Voici donc le 5ème tome de la série des Nouvelles Aventures de Ric Hochet. Commençons par resituer le personnage. Ric Hochet est créé au début des années 60 dans le Journal de Tintin par le tandem Tibet et Duchâteau. 78 albums vont se succéder entre 1963 et 2010, année de la disparition de Tibet. Duchâteau, lui, s’est éteint l’an dernier. Cet album lui est dédié.

Ric Hochet est un jeune reporter au journal La Rafale qui aide son ami le commissaire Bourdon à résoudre des affaires criminelles. Bourdon représente l’archétype du vieux policier vite dépassé, mais heureusement aidé par le perspicace et dynamique Ric. Au fur et à mesure des épisodes, les aventures vont prendre un tour de plus en plus fantastique, mais avec toujours des explications rationnelles. Avec le temps, la série tombe dans l’oubli en raison d’intrigues de moins en moins en moins passionnantes et d’une qualité graphique en baisse. Mais les premiers albums ont marqué l’histoire de la BD franco-Belge, en particulier celle du journal de Tintin.

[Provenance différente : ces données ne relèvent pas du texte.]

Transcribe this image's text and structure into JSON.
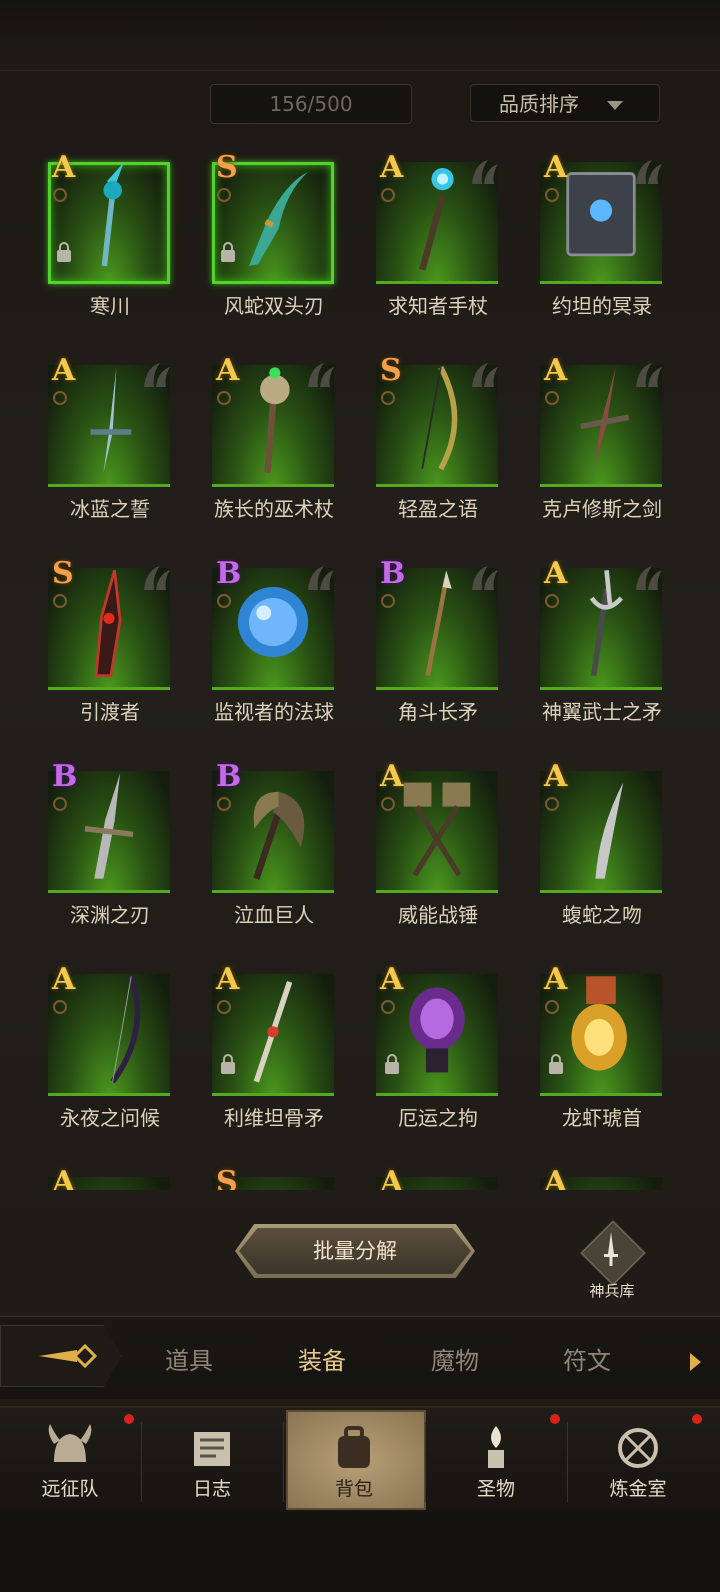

Zidrou et Van Liemt ont eu la belle idée de donner une seconde jeunesse au héros, avec la parution en 2015 de R.I.P.. Ric !, premier tome de ces nouvelles aventures. Cet album est un petit bijou, tant dans la construction du scénario que la réalisation graphique. Il impose d’emblée une nouvelle recette de succès pour le journaliste-détective : intégrer les codes de la série d’origine pour mieux les parodier et les rajeunir. Les auteurs jettent ainsi un regard décalé sur cette période, en s’amusant des travers des Français des années 60-70.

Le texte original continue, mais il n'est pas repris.